At the fracture clinic I was told I didn’t have a
fracture (they used the same x-rays) and it was severe wear and tear, even though
I protested that my ankle was fine before going over on it, I was summarily
dismissed with a piece of paper to give to my G.P. to arrange for
physiotherapy.
When I got to the G.P. I was asked what the piece of
paper was because hospitals do not normal send that bit of paper to G.P.s!
However I had a telephone consultation arranged and was referred to the
Physiotherapy Dept. I then had to visit
the G.P. because the pain was still intense and I was simply given a co-codamol
prescription, again with little other advice.
It then took six weeks to get a physiotherapy
appointment. While, of all the different elements of the NHS involved, the
physiotherapy team have, undoubtedly, been the most helpful, once at my first
appointment I had to relay all the details of my injury as they had no notes on
my fracture clinic appointment or the history so far.
Because of the time lapse between referral and getting a
physiotherapy appointment I had a follow up fracture clinic appointment after
my second physio session. Again this was another frustrating experience, quick
chat with consultant who I told I was still in pain, hour wait for x-ray, then
back to consultant who told me there was definitely no fracture just evidence
of an old injury. What old injury, I exclaimed, only to be dismissively told, “oh
it might have been something minor” and then told to come back in six weeks.
Following week back to physiotherapy, who had no knowledge
of fracture clinic appointment and I had to explain what had happened there.
That was last week and I still have bursts of intense
pain
The point of this story? We have this long running debate
on integration between health and social care yet it is evident within the
health service alone there is no real integration and, while mine is a
relatively minor injury, I have no doubt people with much more serious
conditions suffer from the same frustrations of the lack of ‘joined-up’ care in
the NHS.
Social care itself is not a ‘whole’; it is a combination
of public sector and private sector services that because of those different
sectors cannot fully be bought together efficiently. The bottom line is most of
the private sector works for profit and the public sector works toward bureaucratic
efficiency.
Integration: The act of combining parts to form a whole.
When we talk about integrated services for health and
social care is this what we mean? For those who use services yes it is. Anyone
who needs services wants an holistic approach, seamlessly receiving care and
support from all aspects of the ‘system’, support with health, social care,
housing etc. is, idealistically, delivered in a joined-up way that involves
everyone responsible for delivering the services knowing exactly what everyone
else is doing and working together toward a single purpose.
From a public sector point of view the issue is
different.
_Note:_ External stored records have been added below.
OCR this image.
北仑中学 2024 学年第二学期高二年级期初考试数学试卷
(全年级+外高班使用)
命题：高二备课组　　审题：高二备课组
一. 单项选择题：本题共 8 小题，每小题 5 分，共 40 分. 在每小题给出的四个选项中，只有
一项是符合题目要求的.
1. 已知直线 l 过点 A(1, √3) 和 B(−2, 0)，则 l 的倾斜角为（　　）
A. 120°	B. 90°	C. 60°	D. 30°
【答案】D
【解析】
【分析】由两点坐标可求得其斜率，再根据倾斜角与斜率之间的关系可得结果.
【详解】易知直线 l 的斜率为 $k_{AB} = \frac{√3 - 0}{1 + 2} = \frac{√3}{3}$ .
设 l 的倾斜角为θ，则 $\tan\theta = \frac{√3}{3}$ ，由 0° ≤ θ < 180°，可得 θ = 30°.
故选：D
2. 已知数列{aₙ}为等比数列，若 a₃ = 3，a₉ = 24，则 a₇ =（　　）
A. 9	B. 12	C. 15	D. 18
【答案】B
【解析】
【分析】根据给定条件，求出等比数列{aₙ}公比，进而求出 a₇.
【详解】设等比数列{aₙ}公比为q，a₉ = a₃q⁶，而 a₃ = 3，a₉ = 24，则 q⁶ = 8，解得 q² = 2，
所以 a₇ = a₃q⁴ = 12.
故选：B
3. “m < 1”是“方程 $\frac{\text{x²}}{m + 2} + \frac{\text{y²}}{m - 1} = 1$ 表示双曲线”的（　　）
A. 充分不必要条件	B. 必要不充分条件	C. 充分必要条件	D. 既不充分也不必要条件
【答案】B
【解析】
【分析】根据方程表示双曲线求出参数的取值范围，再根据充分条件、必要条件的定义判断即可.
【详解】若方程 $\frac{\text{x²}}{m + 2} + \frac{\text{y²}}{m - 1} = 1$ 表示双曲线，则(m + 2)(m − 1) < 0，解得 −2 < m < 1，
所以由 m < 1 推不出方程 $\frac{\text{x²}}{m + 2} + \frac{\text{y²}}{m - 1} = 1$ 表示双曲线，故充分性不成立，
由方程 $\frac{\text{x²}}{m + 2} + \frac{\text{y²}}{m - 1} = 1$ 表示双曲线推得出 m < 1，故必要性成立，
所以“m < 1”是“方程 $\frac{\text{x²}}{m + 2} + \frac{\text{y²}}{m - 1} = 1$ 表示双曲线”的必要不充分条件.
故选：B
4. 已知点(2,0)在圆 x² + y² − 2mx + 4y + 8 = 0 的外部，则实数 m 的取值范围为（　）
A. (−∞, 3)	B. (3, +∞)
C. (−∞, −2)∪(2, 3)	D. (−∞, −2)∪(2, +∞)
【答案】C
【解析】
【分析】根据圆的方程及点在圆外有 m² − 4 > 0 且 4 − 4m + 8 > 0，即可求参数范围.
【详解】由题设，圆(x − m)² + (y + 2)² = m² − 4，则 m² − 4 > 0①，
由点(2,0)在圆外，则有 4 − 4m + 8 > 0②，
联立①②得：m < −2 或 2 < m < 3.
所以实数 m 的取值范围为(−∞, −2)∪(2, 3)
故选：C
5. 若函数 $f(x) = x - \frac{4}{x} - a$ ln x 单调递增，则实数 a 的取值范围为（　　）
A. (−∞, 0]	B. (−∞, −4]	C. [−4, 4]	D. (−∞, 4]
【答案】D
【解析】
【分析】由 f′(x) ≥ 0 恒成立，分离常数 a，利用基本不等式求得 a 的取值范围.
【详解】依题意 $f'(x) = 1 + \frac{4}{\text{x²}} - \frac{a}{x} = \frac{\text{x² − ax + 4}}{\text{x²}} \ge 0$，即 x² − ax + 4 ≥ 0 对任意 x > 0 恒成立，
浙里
Technically speaking, integration would mean combining all the parts
of the system into one and that is not likely to happen, so the key word here
is collaboration rather than integration and this is where the difficulty often
arises. Who is responsible for this collaboration, who takes the lead to ensure
the individual needing services gets a seamless service?
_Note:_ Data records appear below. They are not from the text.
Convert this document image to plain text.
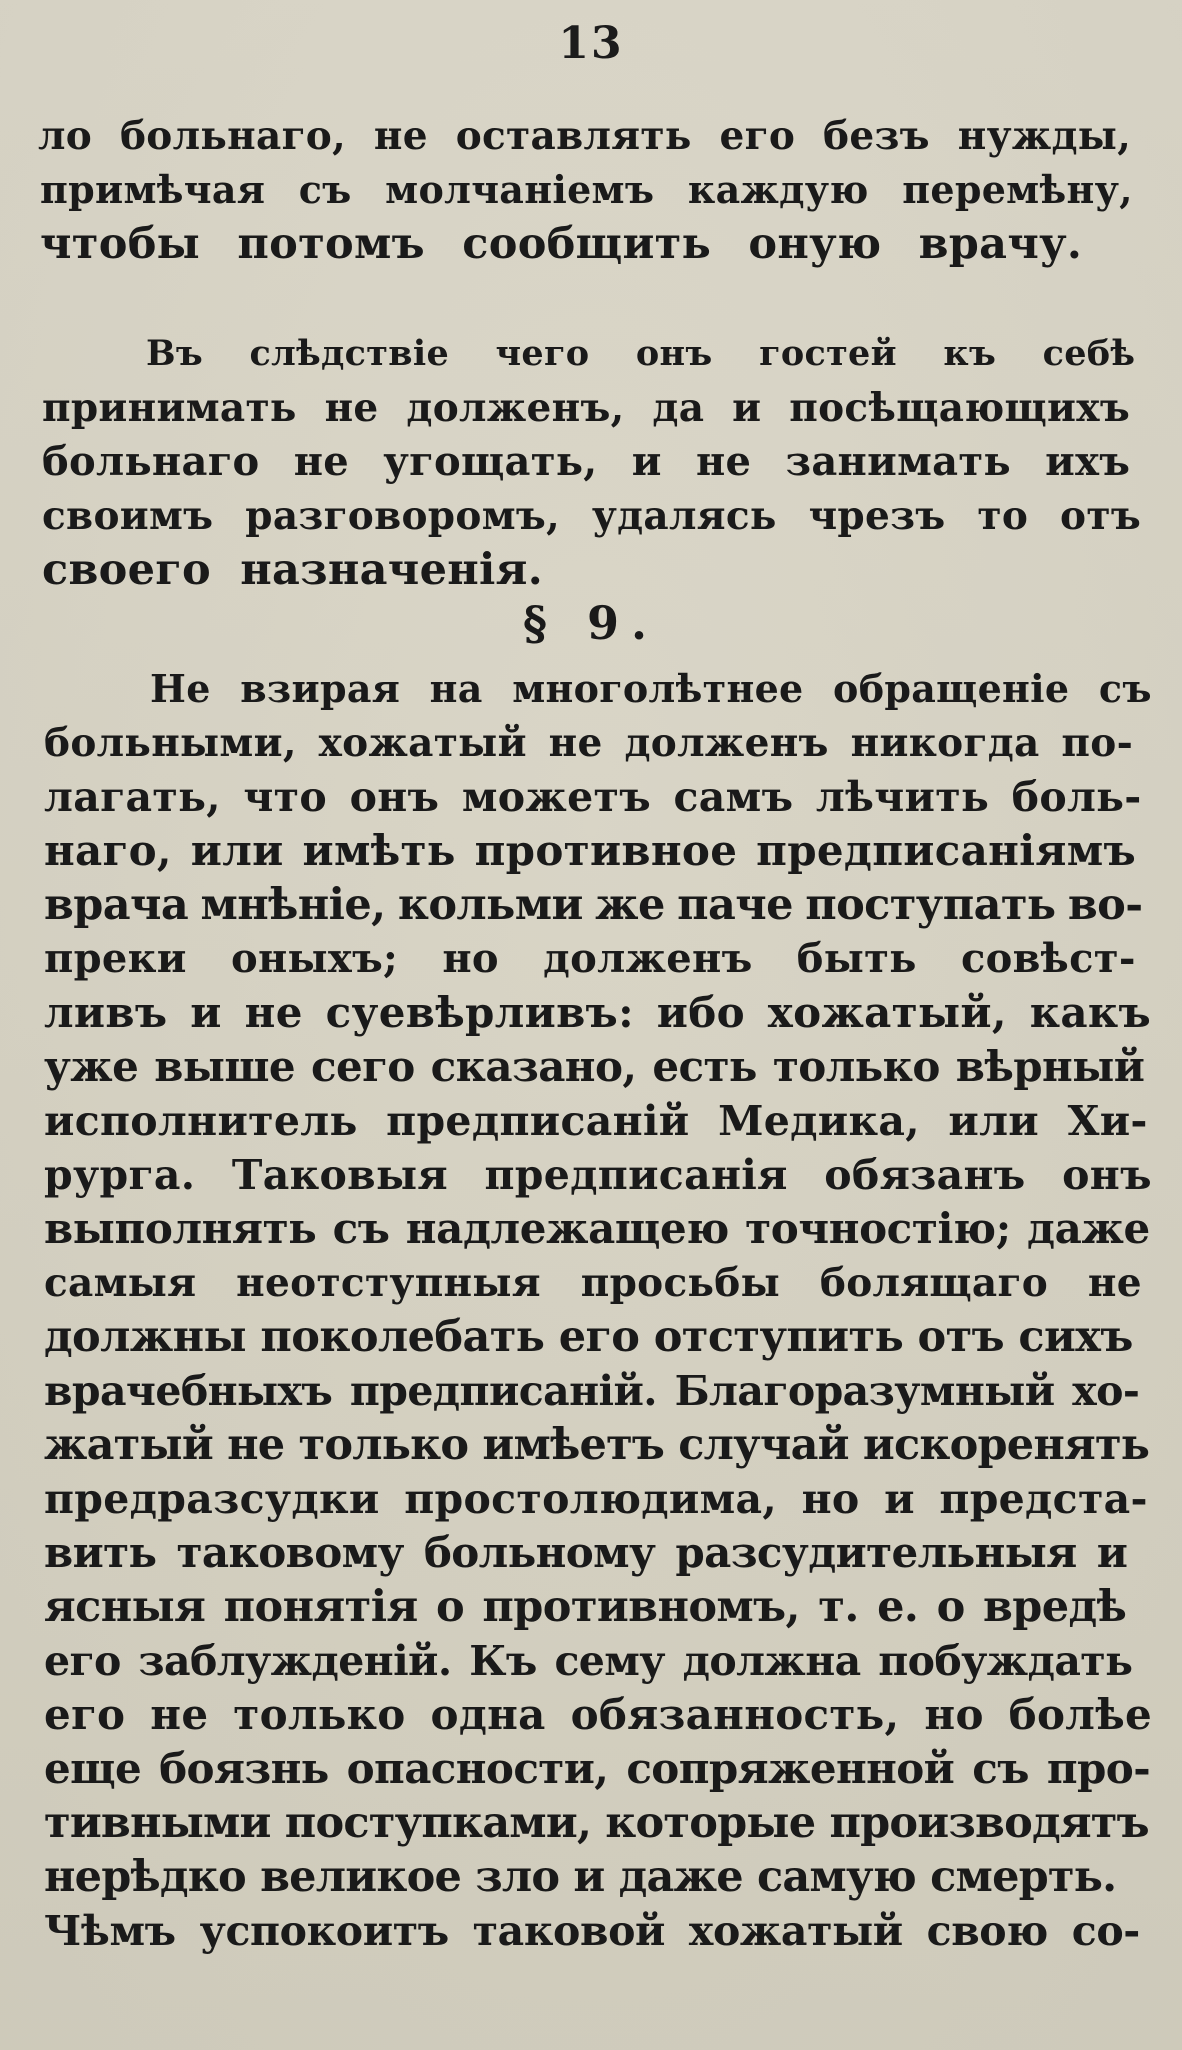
13
ло больнаго, не оставлять его безъ нужды,
примѣчая съ молчаніемъ каждую перемѣну,
чтобы потомъ сообщить оную врачу.
Въ слѣдствіе чего онъ гостей къ себѣ
принимать не долженъ, да и посѣщающихъ
больнаго не угощать, и не занимать ихъ
своимъ разговоромъ, удалясь чрезъ то отъ
своего назначенія.
§ 9.
Не взирая на многолѣтнее обращеніе съ
больными, хожатый не долженъ никогда по-
лагать, что онъ можетъ самъ лѣчить боль-
наго, или имѣть противное предписаніямъ
врача мнѣніе, кольми же паче поступать во-
преки оныхъ; но долженъ быть совѣст-
ливъ и не суевѣрливъ: ибо хожатый, какъ
уже выше сего сказано, есть только вѣрный
исполнитель предписаній Медика, или Хи-
рурга. Таковыя предписанія обязанъ онъ
выполнять съ надлежащею точностію; даже
самыя неотступныя просьбы болящаго не
должны поколебать его отступить отъ сихъ
врачебныхъ предписаній. Благоразумный хо-
жатый не только имѣетъ случай искоренять
предразсудки простолюдима, но и предста-
вить таковому больному разсудительныя и
ясныя понятія о противномъ, т. е. о вредѣ
его заблужденій. Къ сему должна побуждать
его не только одна обязанность, но болѣе
еще боязнь опасности, сопряженной съ про-
тивными поступками, которые производятъ
нерѣдко великое зло и даже самую смерть.
Чѣмъ успокоитъ таковой хожатый свою со-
Naturally people are territorial about their domains, and
certainly ‘professionals’ can often give the impression of others not really
knowing enough to give a valid opinion, so there is inevitably some tension
between ‘professionals’ of different sectors. Yet this approach does not
benefit the individuals who need the services which is why there must be clear,
defined leadership.
Before there can be talk of, and delivery of, integrated services
for those who need them there must be a clear demonstration that those services
are themselves integrated as until that happens it means they will be unable to
deliver on that which is truly desired.